Moscou surtaxe les voitures de l’Union

Pour protéger son industrie automobile, la Russie n'hésite pas à taxer à outrance les voitures venues de l'étranger. Un premier coup de canif sérieux au contrat avec l'OMC.

Boris Toumanov, Correspondant à Moscou
Moscou surtaxe les voitures de l’Union
©Reporters

Presque un an après son adhésion en août dernier à l’Organisation mondiale du Commerce (OMC) la Russie se heurte pour la première fois à une menace de sanctions pour avoir violé une des règles fondamentales de l’OMC qui interdit "toute discrimination à l’égard des importations et entre celles-ci" . En effet, à peine devenue membre de l’OMC, la Russie a imposé la taxe sur le recyclage des voitures importées qui annule de facto les réductions de tarifs douaniers liés à l’entrée de la Russie à l’OMC.

A l’époque le gouvernement russe expliquait avec une candeur surprenante que cette mesure vise à compenser les pertes budgétaires liées au fait que la Russie a dû procéder à la réduction de 5 % des taxes de douane (25 % au lieu de 30 %) exigée par le règlement de l’OMC.

Selon Igor Chouvalov, premier vice-Premier ministre, la Russie a besoin de ces moyens financiers pour créer pratiquement à partir de zéro l’industrie de recyclage. Il se réfère au fait que la culture automobile russe reste encore très rustique par rapport, par exemple, à celle du Japon dont les automobilistes changent de voiture tous les deux-trois ans, alors que la plupart des automobilistes russes ont l’habitude d’user leurs véhicules jusqu’à la corde pendant dix, quinze et même vingt ans.
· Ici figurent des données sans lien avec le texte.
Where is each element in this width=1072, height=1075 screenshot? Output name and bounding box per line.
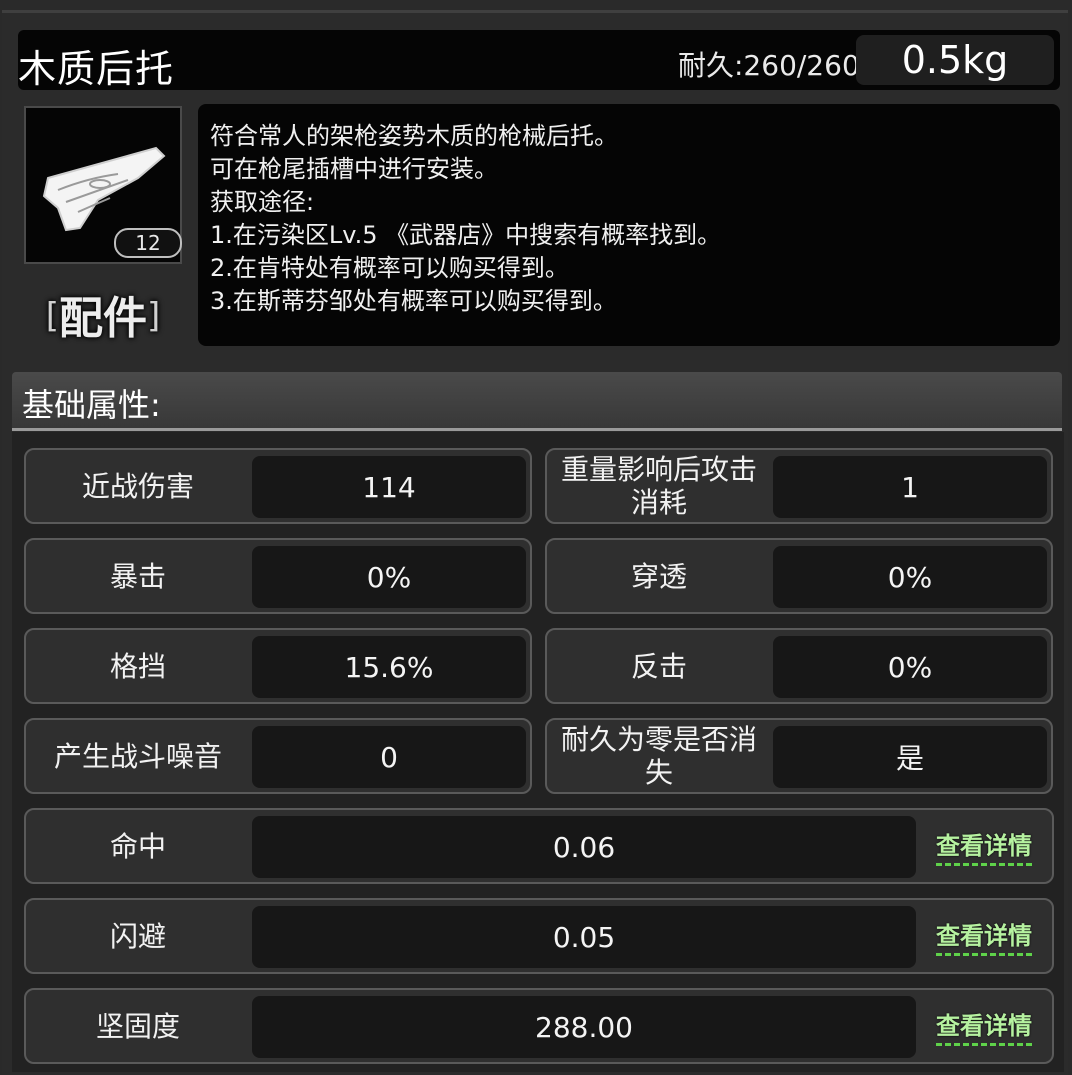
stat-value: 0% [773,546,1047,608]
stat-hit: 命中 0.06 查看详情 [24,808,1054,884]
description-line: 可在枪尾插槽中进行安装。 [210,155,498,183]
item-name: 木质后托 [18,47,175,91]
view-details-link[interactable]: 查看详情 [936,826,1032,866]
stat-vanish-at-zero: 耐久为零是否消 失 是 [545,718,1053,794]
description-line: 3.在斯蒂芬邹处有概率可以购买得到。 [210,287,617,315]
stat-melee-damage: 近战伤害 114 [24,448,532,524]
stat-label: 闪避 [109,919,166,953]
stat-combat-noise: 产生战斗噪音 0 [24,718,532,794]
weight-value: 0.5kg [856,35,1054,85]
stat-value: 15.6% [252,636,526,698]
stat-label: 近战伤害 [81,469,194,503]
item-count-badge: 12 [114,228,182,258]
view-details-link[interactable]: 查看详情 [936,916,1032,956]
section-title: 基础属性: [22,386,161,424]
category-bracket-right: ] [147,296,161,336]
stat-label: 暴击 [109,559,166,593]
stat-value: 114 [252,456,526,518]
stat-critical: 暴击 0% [24,538,532,614]
stat-label: 穿透 [630,559,687,593]
stat-label: 坚固度 [95,1009,180,1043]
stat-value: 0.05 [252,906,916,968]
stat-label: 产生战斗噪音 [53,739,222,773]
stat-penetration: 穿透 0% [545,538,1053,614]
stat-label: 格挡 [109,649,166,683]
stat-value: 288.00 [252,996,916,1058]
category-label: [配件] [28,282,178,344]
stat-dodge: 闪避 0.05 查看详情 [24,898,1054,974]
stat-label: 反击 [630,649,687,683]
category-bracket-left: [ [45,296,59,336]
durability-readout: 耐久:260/260 [678,49,860,82]
stat-label: 重量影响后攻击 消耗 [560,453,757,519]
stat-label: 耐久为零是否消 失 [560,723,757,789]
title-bar: 木质后托 耐久:260/260 0.5kg [18,30,1060,91]
stat-label: 命中 [109,829,166,863]
stat-value: 0.06 [252,816,916,878]
section-header: 基础属性: [12,372,1062,431]
stat-value: 0% [773,636,1047,698]
stat-value: 是 [773,726,1047,788]
wooden-stock-icon [42,146,166,232]
description-line: 符合常人的架枪姿势木质的枪械后托。 [210,122,618,150]
stat-block: 格挡 15.6% [24,628,532,704]
stat-weight-attack-cost: 重量影响后攻击 消耗 1 [545,448,1053,524]
description-line: 获取途径: [210,188,315,216]
stat-value: 1 [773,456,1047,518]
stat-value: 0 [252,726,526,788]
item-icon-slot: 12 [24,106,182,264]
description-box: 符合常人的架枪姿势木质的枪械后托。 可在枪尾插槽中进行安装。 获取途径: 1.在… [198,104,1060,346]
stat-sturdiness: 坚固度 288.00 查看详情 [24,988,1054,1064]
stat-value: 0% [252,546,526,608]
stat-counter: 反击 0% [545,628,1053,704]
view-details-link[interactable]: 查看详情 [936,1006,1032,1046]
category-text: 配件 [59,293,147,344]
description-line: 1.在污染区Lv.5 《武器店》中搜索有概率找到。 [210,221,722,249]
description-line: 2.在肯特处有概率可以购买得到。 [210,254,569,282]
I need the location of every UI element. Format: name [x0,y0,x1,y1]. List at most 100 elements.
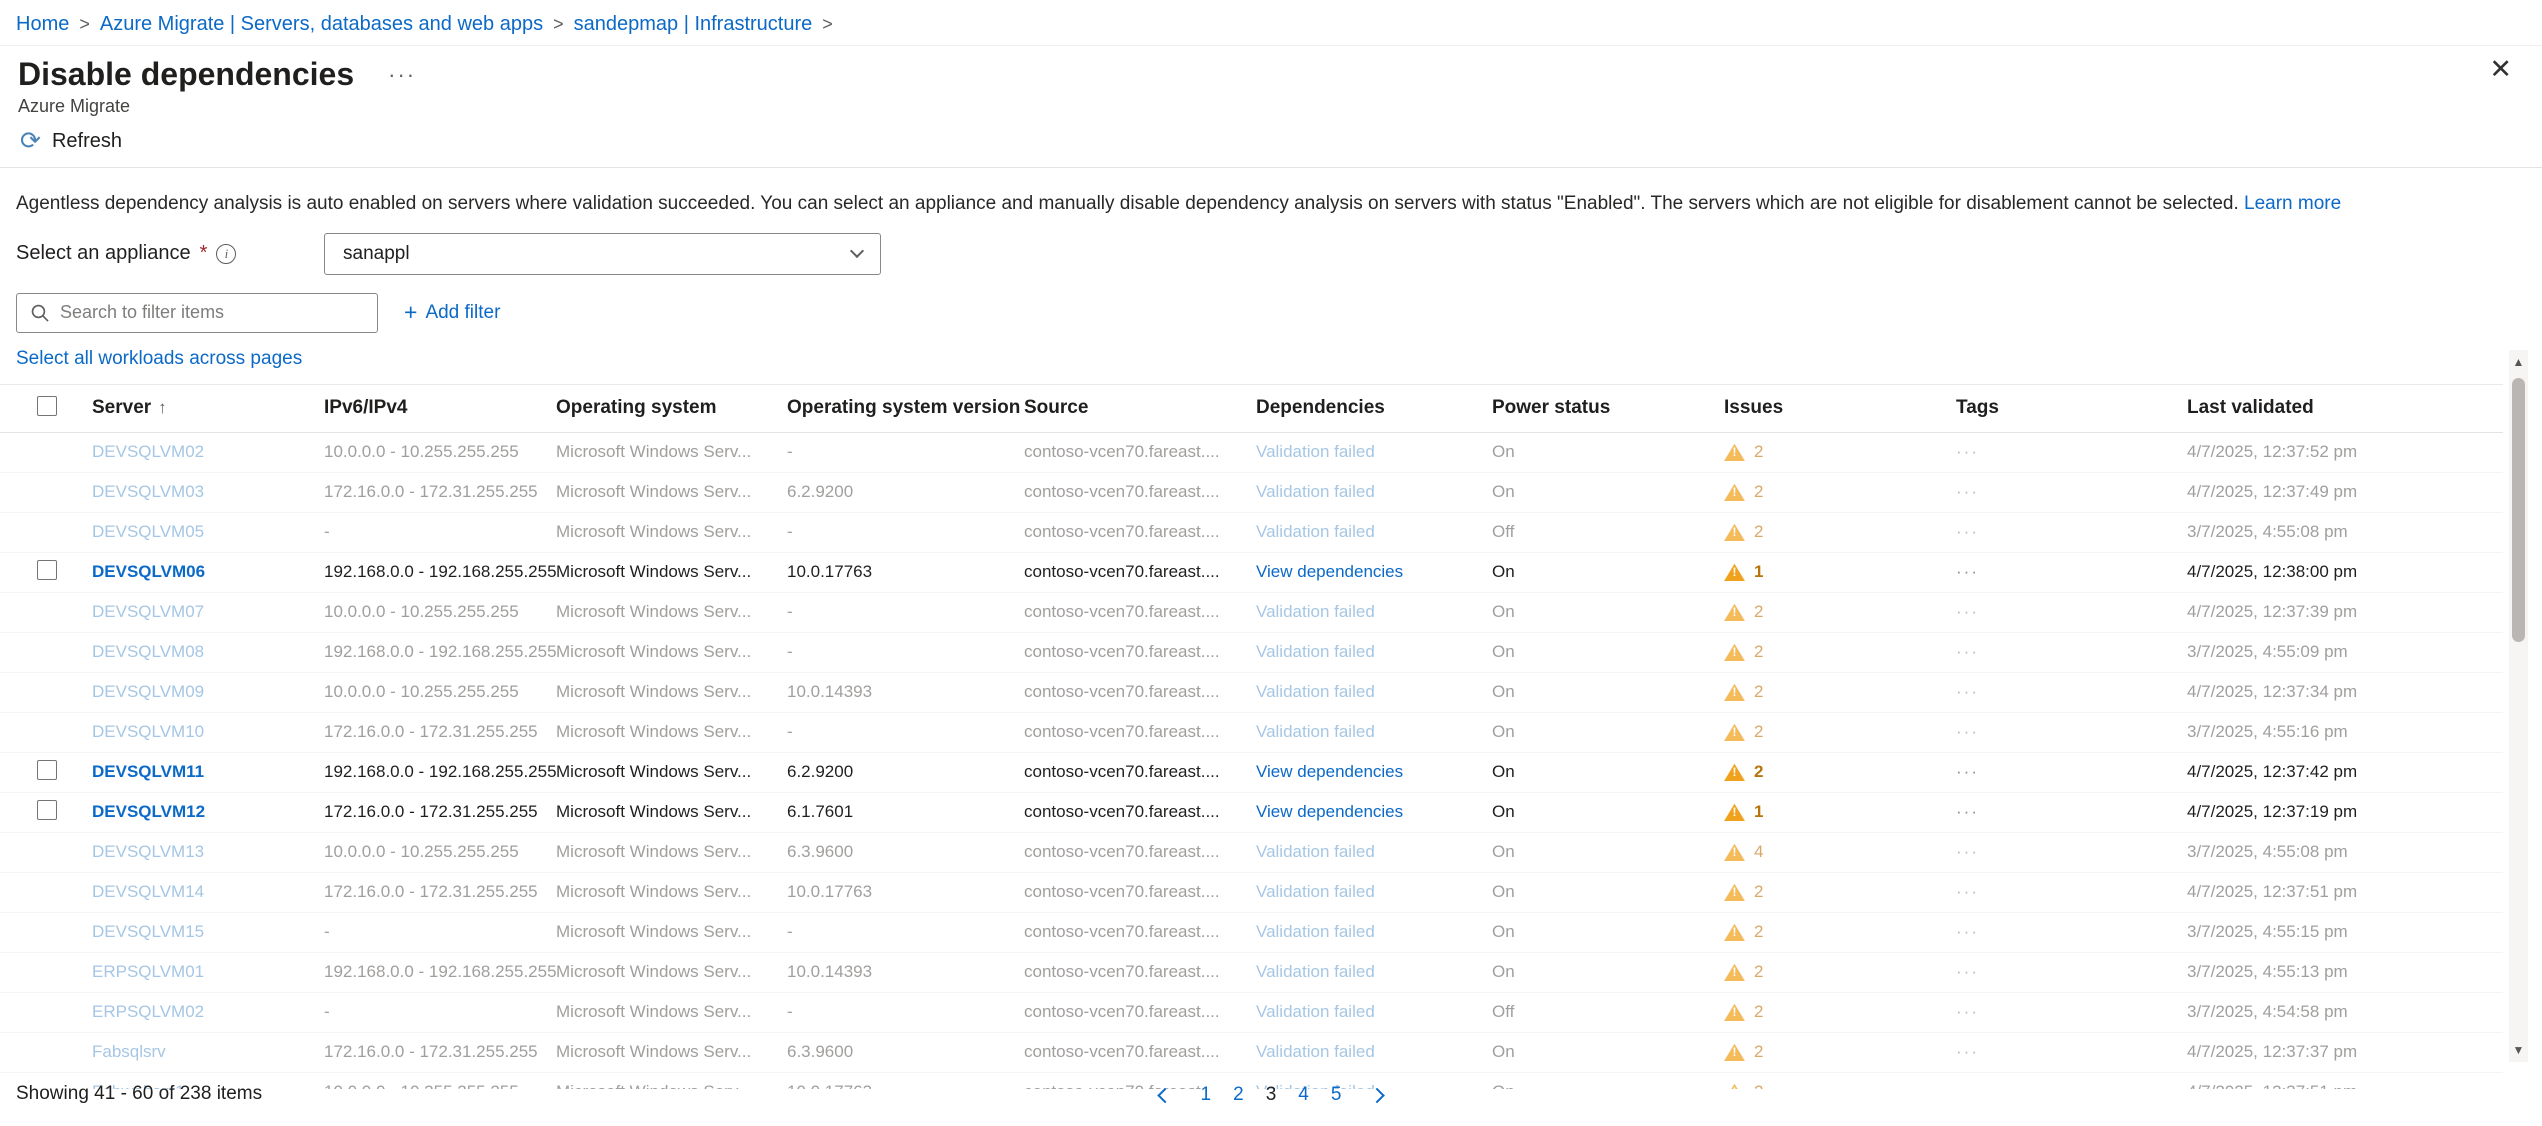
server-link[interactable]: ERPSQLVM02 [92,1002,204,1022]
tags-more-button[interactable]: ··· [1956,482,1979,501]
tags-more-button[interactable]: ··· [1956,442,1979,461]
server-link[interactable]: DEVSQLVM05 [92,522,204,542]
next-page-icon[interactable] [1360,1078,1394,1112]
issues-count[interactable]: 4 [1754,842,1763,861]
table-row[interactable]: DEVSQLVM03172.16.0.0 - 172.31.255.255Mic… [0,473,2503,513]
add-filter-button[interactable]: + Add filter [404,301,500,324]
search-input[interactable] [60,302,365,323]
tags-more-button[interactable]: ··· [1956,922,1979,941]
select-all-workloads-link[interactable]: Select all workloads across pages [16,348,302,370]
table-row[interactable]: DEVSQLVM0710.0.0.0 - 10.255.255.255Micro… [0,593,2503,633]
table-row[interactable]: ERPSQLVM01192.168.0.0 - 192.168.255.255M… [0,953,2503,993]
issues-count[interactable]: 2 [1754,1042,1763,1061]
column-header-server[interactable]: Server↑ [92,397,324,419]
column-header-ipv6-ipv4[interactable]: IPv6/IPv4 [324,397,556,419]
issues-count[interactable]: 2 [1754,962,1763,981]
table-row[interactable]: DEVSQLVM0910.0.0.0 - 10.255.255.255Micro… [0,673,2503,713]
row-checkbox[interactable] [37,560,57,580]
column-header-dependencies[interactable]: Dependencies [1256,397,1492,419]
tags-more-button[interactable]: ··· [1956,1042,1979,1061]
server-link[interactable]: DEVSQLVM09 [92,682,204,702]
issues-count[interactable]: 2 [1754,442,1763,461]
table-row[interactable]: DEVSQLVM12172.16.0.0 - 172.31.255.255Mic… [0,793,2503,833]
table-row[interactable]: DEVSQLVM05-Microsoft Windows Serv...-con… [0,513,2503,553]
pagination-page[interactable]: 2 [1233,1084,1244,1106]
tags-more-button[interactable]: ··· [1956,962,1979,981]
tags-more-button[interactable]: ··· [1956,882,1979,901]
previous-page-icon[interactable] [1148,1078,1182,1112]
issues-count[interactable]: 2 [1754,522,1763,541]
issues-count[interactable]: 2 [1754,682,1763,701]
pagination-page[interactable]: 5 [1331,1084,1342,1106]
table-row[interactable]: DEVSQLVM1310.0.0.0 - 10.255.255.255Micro… [0,833,2503,873]
tags-more-button[interactable]: ··· [1956,602,1979,621]
column-header-operating-system-version[interactable]: Operating system version [787,397,1024,419]
tags-more-button[interactable]: ··· [1956,642,1979,661]
server-link[interactable]: DEVSQLVM02 [92,442,204,462]
server-link[interactable]: DEVSQLVM14 [92,882,204,902]
server-link[interactable]: DEVSQLVM08 [92,642,204,662]
tags-more-button[interactable]: ··· [1956,682,1979,701]
table-row[interactable]: DEVSQLVM08192.168.0.0 - 192.168.255.255M… [0,633,2503,673]
server-link[interactable]: DEVSQLVM03 [92,482,204,502]
tags-more-button[interactable]: ··· [1956,762,1979,781]
table-row[interactable]: DEVSQLVM14172.16.0.0 - 172.31.255.255Mic… [0,873,2503,913]
vertical-scrollbar[interactable]: ▲ ▼ [2509,350,2528,1062]
tags-more-button[interactable]: ··· [1956,722,1979,741]
tags-more-button[interactable]: ··· [1956,522,1979,541]
column-header-last-validated[interactable]: Last validated [2187,397,2503,419]
table-row[interactable]: DEVSQLVM11192.168.0.0 - 192.168.255.255M… [0,753,2503,793]
server-link[interactable]: DEVSQLVM12 [92,802,205,822]
table-row[interactable]: DEVSQLVM10172.16.0.0 - 172.31.255.255Mic… [0,713,2503,753]
server-link[interactable]: DEVSQLVM10 [92,722,204,742]
issues-count[interactable]: 2 [1754,882,1763,901]
close-icon[interactable]: ✕ [2489,54,2512,85]
issues-count[interactable]: 2 [1754,1002,1763,1021]
pagination-page-current[interactable]: 3 [1266,1084,1277,1106]
row-checkbox[interactable] [37,800,57,820]
breadcrumb-link[interactable]: Azure Migrate | Servers, databases and w… [100,13,543,35]
table-row[interactable]: Fabsqlsrv172.16.0.0 - 172.31.255.255Micr… [0,1033,2503,1073]
issues-count[interactable]: 2 [1754,922,1763,941]
server-link[interactable]: DEVSQLVM06 [92,562,205,582]
tags-more-button[interactable]: ··· [1956,842,1979,861]
table-row[interactable]: ERPSQLVM02-Microsoft Windows Serv...-con… [0,993,2503,1033]
dependencies-link[interactable]: View dependencies [1256,762,1403,781]
column-header-source[interactable]: Source [1024,397,1256,419]
dependencies-link[interactable]: View dependencies [1256,802,1403,821]
dependencies-link[interactable]: View dependencies [1256,562,1403,581]
tags-more-button[interactable]: ··· [1956,562,1979,581]
server-link[interactable]: Fabsqlsrv [92,1042,166,1062]
server-link[interactable]: DEVSQLVM11 [92,762,204,782]
column-header-operating-system[interactable]: Operating system [556,397,787,419]
breadcrumb-link[interactable]: Home [16,13,69,35]
table-row[interactable]: DEVSQLVM06192.168.0.0 - 192.168.255.255M… [0,553,2503,593]
scroll-up-icon[interactable]: ▲ [2513,350,2525,374]
server-link[interactable]: ERPSQLVM01 [92,962,204,982]
select-all-checkbox[interactable] [37,396,57,416]
refresh-button[interactable]: ⟳ Refresh [20,129,122,154]
issues-count[interactable]: 2 [1754,602,1763,621]
tags-more-button[interactable]: ··· [1956,802,1979,821]
more-options-icon[interactable]: ··· [388,62,416,88]
pagination-page[interactable]: 1 [1201,1084,1212,1106]
column-header-tags[interactable]: Tags [1956,397,2187,419]
server-link[interactable]: DEVSQLVM07 [92,602,204,622]
issues-count[interactable]: 1 [1754,562,1763,581]
issues-count[interactable]: 2 [1754,762,1763,781]
table-row[interactable]: DEVSQLVM0210.0.0.0 - 10.255.255.255Micro… [0,433,2503,473]
learn-more-link[interactable]: Learn more [2244,193,2341,214]
issues-count[interactable]: 1 [1754,802,1763,821]
tags-more-button[interactable]: ··· [1956,1002,1979,1021]
column-header-issues[interactable]: Issues [1724,397,1956,419]
scrollbar-thumb[interactable] [2512,378,2525,642]
breadcrumb-link[interactable]: sandepmap | Infrastructure [574,13,813,35]
server-link[interactable]: DEVSQLVM13 [92,842,204,862]
column-header-power-status[interactable]: Power status [1492,397,1724,419]
issues-count[interactable]: 2 [1754,722,1763,741]
scroll-down-icon[interactable]: ▼ [2513,1038,2525,1062]
appliance-select[interactable]: sanappl [324,233,881,275]
server-link[interactable]: DEVSQLVM15 [92,922,204,942]
search-box[interactable] [16,293,378,333]
row-checkbox[interactable] [37,760,57,780]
D’autre part, certains officiels russes se réfèrent aux pratiques européennes qui appliquent également la taxe de recyclage. Cela sans préciser que ces taxes sont inclues dans le prix de l’automobile et qu’elles ne dépassent pas la somme de 50-100 euros, alors qu’en Russie pour les voitures neuves importées de l’Union européenne elles varient entre 400 et 2 700 euros. Il n’en était pas moins évident que ce petit subterfuge était destiné à protéger aussi longtemps que possible l’industrie automobile de la Russie.


En vacances…

Cette pratique a tout de suite provoqué le mécontentement de l’Union européenne dont les exportations de véhicules vers la Russie se sont élevées en 2012 à 10 milliards d’euros. Sous la pression permanente de la Commission européenne la Russie a promis en février dernier d’adopter vers le 1er juillet 2013 une nouvelle version de la taxe de recyclage touchant également les producteurs d’automobiles nationaux. En mai dernier, le projet de loi approprié a été soumis à l’attention de la Douma d’Etat (Chambre basse du Parlement russe) mais il n’a même pas été étudié par le comité parlementaire intéressé. Or, comme la Douma d’Etat est déjà en vacances, ce projet de loi ne pourra pas être adopté qu’à partir de septembre prochain.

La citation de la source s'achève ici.